DeepSeek’s permanent 75 percent price reduction for its V4-Pro AI model is a structural change in AI model cost reduction, cutting inference costs to a quarter of launch levels and signaling a new phase of price competition that could reframe how enterprises evaluate and adopt AI infrastructure worldwide. The company has locked in pricing for V4-Pro at one-quarter of its original rate, turning what started as a temporary promotion into a standing offer. According to Technology.org, “DeepSeek’s V4-Pro now costs a quarter of its launch price, and the company says that rate is here to stay.” Updated API prices now range between 0.025 and 6 yuan per million tokens, or around USD 0.0035 (approx. RM0.02) to USD 0.83 (approx. RM3.80), depending on workload type, far below many flagship competitors and positioning DeepSeek as a cost-focused alternative in a crowded AI model market.

DeepSeek’s Permanent 75% AI Model Price Cut and the New Cost War

How the New DeepSeek AI Pricing Undercuts Rivals

The new DeepSeek AI pricing underlines a clear strategy: win developers and enterprises by slashing per-token costs far below incumbent models. On its public pricing page, V4-Pro now ranges from USD 0.003625 (approx. RM0.02) to USD 0.87 (approx. RM4.00) per million tokens, down from USD 0.0145 (approx. RM0.07) to USD 3.48 (approx. RM16.00). That scale of AI model cost reduction directly targets high-volume users who process millions of tokens daily, such as AI agents, customer support tools, and data-heavy copilots. Engadget notes that the permanent discount was originally set to expire at the end of May, but DeepSeek chose to keep it in place. By undercutting OpenAI’s GPT-5 and Google’s Gemini 3.5 Flash on price, DeepSeek is signaling that the next competitive frontier is not only model quality but also sustained low AI infrastructure pricing for enterprise buyers.

Huawei Chips and the Economics Behind the Cut

Behind DeepSeek’s aggressive AI infrastructure pricing sits a changing hardware story anchored around Huawei’s Ascend 950 AI chips. DeepSeek previously warned that V4-Pro could cost up to 12 times more than its lighter Flash model because of “constraints in high-end compute capacity” and limited access to advanced AI hardware. Digital Trends reports that usage costs for V4-Pro have dropped from 0.1–24 yuan per million tokens to 0.025–6 yuan, indicating that hardware supply pressures may be easing. Technology.org confirms that V4-Pro leans on Huawei’s Ascend 950 supernodes and that DeepSeek had predicted prices would fall once those chips shipped in higher volume. While the company has not explicitly credited Huawei for the permanent price cut, the timing suggests more reliable access to domestic AI chips is enabling DeepSeek to sustain lower inference costs without sacrificing performance or capacity.
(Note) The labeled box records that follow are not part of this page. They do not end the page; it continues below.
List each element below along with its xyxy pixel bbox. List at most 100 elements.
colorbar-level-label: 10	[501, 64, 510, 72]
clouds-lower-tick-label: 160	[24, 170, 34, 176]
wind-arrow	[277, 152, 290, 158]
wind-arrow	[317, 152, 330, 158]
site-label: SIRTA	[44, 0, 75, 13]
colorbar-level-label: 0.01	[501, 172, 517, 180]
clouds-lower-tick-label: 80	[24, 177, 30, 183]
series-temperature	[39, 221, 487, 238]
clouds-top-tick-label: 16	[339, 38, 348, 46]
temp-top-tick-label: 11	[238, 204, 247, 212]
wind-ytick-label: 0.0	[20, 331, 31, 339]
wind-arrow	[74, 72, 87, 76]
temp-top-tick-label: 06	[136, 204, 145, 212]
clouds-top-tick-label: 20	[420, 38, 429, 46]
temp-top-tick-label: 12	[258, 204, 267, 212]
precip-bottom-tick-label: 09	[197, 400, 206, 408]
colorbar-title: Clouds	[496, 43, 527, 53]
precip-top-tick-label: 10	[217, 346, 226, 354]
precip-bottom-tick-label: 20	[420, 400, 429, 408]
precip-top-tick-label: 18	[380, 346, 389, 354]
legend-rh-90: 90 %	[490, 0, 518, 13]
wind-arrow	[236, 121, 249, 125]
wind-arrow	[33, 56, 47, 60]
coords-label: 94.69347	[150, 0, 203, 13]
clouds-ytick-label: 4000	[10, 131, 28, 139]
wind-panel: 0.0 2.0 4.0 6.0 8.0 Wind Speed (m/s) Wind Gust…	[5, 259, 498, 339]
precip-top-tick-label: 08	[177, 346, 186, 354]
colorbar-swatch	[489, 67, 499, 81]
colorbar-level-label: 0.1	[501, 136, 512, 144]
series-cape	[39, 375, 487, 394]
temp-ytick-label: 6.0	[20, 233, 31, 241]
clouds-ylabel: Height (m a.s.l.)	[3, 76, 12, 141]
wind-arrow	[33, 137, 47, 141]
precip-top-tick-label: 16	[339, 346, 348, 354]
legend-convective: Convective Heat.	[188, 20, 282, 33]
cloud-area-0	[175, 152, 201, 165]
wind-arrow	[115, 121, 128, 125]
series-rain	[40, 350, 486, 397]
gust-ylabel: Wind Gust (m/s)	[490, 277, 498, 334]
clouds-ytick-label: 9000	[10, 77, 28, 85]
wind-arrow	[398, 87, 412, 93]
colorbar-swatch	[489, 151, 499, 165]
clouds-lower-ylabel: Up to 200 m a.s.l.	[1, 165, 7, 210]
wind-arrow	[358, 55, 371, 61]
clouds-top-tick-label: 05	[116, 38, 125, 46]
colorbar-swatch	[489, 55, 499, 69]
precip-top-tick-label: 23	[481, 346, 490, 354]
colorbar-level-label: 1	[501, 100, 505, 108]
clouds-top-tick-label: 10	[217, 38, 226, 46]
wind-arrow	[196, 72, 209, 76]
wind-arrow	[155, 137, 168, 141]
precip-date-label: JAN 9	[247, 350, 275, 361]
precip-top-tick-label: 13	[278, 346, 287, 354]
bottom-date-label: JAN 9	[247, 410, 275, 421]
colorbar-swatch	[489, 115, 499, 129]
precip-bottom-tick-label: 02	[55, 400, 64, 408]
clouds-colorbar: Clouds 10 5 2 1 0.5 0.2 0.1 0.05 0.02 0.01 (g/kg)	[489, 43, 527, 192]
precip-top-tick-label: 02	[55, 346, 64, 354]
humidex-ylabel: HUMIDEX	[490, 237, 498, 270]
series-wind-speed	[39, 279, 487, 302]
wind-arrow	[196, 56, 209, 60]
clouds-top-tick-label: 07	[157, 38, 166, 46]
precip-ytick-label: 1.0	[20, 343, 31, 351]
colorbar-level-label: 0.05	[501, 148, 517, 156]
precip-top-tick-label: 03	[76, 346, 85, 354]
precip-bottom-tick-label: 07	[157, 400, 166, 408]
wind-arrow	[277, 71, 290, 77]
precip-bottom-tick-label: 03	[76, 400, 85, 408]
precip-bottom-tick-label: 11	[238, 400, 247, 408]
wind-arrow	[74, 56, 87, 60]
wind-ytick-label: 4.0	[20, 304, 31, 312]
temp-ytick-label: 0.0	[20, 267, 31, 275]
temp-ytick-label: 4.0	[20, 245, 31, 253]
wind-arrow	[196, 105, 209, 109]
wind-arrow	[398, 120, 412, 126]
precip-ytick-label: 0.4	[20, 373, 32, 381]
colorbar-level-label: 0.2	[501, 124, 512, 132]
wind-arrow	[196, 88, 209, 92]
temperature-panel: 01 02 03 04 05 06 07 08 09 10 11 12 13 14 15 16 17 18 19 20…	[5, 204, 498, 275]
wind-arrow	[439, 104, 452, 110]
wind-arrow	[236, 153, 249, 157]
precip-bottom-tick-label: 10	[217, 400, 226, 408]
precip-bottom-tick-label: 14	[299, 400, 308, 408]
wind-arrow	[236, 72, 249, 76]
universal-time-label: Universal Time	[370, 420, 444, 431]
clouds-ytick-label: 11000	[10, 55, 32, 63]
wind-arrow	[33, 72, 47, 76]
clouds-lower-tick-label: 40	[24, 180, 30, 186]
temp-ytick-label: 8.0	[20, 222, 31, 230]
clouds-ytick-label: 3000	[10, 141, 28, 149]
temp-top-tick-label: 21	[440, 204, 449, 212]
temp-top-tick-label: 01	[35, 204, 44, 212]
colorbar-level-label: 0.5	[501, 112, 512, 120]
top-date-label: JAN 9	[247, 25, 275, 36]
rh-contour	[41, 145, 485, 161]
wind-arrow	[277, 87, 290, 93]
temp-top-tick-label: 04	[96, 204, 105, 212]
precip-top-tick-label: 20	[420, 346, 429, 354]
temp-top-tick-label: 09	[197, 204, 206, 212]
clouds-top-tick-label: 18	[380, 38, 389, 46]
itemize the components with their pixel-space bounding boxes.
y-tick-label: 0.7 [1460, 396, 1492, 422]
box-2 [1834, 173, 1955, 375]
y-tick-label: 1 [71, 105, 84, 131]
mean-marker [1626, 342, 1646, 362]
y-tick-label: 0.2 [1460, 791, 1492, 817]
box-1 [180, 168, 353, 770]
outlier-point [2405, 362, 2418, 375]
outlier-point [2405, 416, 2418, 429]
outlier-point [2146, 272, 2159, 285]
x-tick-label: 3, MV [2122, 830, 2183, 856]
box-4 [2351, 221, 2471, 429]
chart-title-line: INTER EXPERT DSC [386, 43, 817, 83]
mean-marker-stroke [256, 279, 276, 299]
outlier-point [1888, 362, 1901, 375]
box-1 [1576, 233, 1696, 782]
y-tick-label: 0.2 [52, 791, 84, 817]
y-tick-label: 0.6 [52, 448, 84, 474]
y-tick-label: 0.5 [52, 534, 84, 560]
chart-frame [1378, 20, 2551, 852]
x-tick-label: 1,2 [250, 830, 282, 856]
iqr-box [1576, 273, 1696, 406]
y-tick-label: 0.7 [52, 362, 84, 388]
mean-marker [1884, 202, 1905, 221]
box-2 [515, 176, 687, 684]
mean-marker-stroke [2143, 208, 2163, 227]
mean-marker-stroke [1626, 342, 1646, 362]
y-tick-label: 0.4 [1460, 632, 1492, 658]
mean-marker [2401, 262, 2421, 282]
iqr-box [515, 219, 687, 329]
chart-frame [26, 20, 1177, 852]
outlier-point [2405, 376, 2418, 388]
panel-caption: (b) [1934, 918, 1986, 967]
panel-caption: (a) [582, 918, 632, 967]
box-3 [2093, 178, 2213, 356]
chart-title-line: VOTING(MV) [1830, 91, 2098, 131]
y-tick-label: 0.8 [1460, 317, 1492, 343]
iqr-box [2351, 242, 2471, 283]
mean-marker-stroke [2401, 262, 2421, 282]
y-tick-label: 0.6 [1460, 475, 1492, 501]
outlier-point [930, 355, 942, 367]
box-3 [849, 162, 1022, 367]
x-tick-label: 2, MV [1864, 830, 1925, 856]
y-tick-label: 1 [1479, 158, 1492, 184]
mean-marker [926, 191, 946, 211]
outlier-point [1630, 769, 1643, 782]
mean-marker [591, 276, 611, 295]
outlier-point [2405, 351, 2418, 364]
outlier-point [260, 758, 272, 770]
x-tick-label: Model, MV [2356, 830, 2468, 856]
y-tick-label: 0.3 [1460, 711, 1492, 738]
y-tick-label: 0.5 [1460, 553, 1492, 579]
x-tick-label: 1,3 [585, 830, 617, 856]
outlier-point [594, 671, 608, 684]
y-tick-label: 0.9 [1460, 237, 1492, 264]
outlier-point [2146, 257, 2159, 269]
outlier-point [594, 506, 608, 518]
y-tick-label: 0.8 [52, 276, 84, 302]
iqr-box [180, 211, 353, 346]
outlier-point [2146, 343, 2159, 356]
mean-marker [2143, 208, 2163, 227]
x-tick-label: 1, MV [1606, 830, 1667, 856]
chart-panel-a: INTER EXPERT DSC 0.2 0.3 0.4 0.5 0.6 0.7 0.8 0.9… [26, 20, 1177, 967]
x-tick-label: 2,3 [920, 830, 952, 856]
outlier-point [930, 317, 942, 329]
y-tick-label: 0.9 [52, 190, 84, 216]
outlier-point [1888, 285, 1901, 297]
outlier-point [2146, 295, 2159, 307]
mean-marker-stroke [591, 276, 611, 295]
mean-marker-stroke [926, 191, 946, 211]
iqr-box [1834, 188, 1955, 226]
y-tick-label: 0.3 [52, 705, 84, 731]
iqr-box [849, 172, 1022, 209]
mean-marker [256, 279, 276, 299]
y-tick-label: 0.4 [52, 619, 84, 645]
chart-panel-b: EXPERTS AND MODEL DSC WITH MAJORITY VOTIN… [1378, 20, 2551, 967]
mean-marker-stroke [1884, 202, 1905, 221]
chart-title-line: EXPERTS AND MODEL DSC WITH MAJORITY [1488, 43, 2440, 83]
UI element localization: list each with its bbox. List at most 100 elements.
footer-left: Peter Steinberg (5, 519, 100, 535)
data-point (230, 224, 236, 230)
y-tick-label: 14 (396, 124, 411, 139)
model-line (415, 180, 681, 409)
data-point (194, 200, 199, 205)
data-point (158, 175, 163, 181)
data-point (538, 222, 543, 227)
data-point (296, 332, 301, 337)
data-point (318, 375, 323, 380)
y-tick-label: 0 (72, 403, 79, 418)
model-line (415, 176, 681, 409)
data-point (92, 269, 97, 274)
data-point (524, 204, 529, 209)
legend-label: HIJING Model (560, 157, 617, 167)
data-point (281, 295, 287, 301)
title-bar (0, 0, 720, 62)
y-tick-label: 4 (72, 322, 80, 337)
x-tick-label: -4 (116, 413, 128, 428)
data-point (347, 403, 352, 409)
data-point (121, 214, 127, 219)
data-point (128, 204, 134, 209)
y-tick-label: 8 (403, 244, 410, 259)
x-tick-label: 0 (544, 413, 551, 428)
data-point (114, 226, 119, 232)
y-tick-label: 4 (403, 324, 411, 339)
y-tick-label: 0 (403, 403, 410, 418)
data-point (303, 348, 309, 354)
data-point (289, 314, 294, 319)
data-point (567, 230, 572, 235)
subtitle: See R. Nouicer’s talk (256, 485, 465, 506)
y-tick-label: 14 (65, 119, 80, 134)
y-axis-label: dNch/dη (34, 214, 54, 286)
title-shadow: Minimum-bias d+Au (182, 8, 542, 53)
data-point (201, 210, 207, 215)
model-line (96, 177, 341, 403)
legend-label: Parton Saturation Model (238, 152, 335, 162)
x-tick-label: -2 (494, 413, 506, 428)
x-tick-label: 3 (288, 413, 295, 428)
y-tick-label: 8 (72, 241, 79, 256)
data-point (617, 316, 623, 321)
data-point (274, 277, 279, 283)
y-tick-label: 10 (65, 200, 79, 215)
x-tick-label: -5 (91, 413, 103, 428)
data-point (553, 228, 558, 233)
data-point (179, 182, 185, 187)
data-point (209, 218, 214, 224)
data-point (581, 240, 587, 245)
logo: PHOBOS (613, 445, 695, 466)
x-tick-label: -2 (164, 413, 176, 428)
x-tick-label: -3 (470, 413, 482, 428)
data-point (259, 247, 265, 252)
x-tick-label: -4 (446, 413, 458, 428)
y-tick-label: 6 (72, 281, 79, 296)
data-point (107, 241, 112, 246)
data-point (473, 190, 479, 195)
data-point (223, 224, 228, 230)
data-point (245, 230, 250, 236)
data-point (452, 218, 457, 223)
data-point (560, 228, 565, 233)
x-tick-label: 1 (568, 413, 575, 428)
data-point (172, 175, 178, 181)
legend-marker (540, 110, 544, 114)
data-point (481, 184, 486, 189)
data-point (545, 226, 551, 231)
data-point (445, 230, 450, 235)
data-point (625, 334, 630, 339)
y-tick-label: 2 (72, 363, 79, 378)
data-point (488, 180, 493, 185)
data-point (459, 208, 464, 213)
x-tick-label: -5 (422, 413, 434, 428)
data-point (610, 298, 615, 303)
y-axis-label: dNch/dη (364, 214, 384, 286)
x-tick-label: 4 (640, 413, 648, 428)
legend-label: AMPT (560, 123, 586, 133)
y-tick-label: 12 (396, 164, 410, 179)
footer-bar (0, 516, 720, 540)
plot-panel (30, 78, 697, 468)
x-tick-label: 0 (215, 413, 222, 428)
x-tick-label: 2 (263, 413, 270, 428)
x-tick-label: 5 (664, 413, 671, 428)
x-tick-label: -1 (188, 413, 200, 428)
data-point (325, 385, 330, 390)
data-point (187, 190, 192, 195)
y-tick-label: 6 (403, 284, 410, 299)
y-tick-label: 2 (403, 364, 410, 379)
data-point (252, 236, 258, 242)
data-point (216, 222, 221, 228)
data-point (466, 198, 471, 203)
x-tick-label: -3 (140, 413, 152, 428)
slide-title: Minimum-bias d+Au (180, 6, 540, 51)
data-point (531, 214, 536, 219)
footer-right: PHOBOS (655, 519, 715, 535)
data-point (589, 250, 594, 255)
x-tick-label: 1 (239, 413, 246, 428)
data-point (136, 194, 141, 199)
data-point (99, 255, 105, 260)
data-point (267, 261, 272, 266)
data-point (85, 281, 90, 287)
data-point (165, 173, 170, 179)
Implications for Enterprise AI Adoption and Budgeting

For enterprise AI adoption, DeepSeek’s move reshapes how teams budget, experiment, and scale. Lower per-million-token costs make it easier to pilot multiple AI agents or long-context applications without blowing through budgets on inference alone. DeepSeek’s promise of an “era of cost-effective 1M context length” matters for enterprises that need large context windows for documents, conversations, and analytics but have been constrained by AI infrastructure pricing. With V4-Pro now permanently discounted, enterprises can compare price–performance across more vendors rather than defaulting to a single incumbent. The savings compound at scale: companies running millions or billions of tokens monthly can redirect budget to integration, governance, and domain fine-tuning. In practical terms, DeepSeek’s pricing reduces the penalty for multi-model strategies, making it more realistic to pair different AI models for specialized tasks within the same stack.

How Competitors Might Respond to DeepSeek’s Cost Shock

DeepSeek’s decision to keep the 75 percent price cut turns a short-term promotion into a strategic shock that competitors cannot ignore. Digital Trends points out that if AI models keep getting cheaper while performance improves, the global AI pricing battle could turn far more aggressive, putting pressure on both regional startups and major Western providers. Engadget notes that DeepSeek’s discounting already undercuts flagship models such as GPT-5 and Gemini 3.5 Flash, while past accusations from Anthropic about “distillation attacks” show that tensions are not only economic but also reputational. In response, rivals may introduce tiered offerings, more generous free quotas, or targeted discounts for high-volume enterprise customers to stay competitive. Over time, we can expect AI model cost reduction to become a key selling point alongside safety, latency, and ecosystem tools, forcing providers to rethink how they monetize premium models.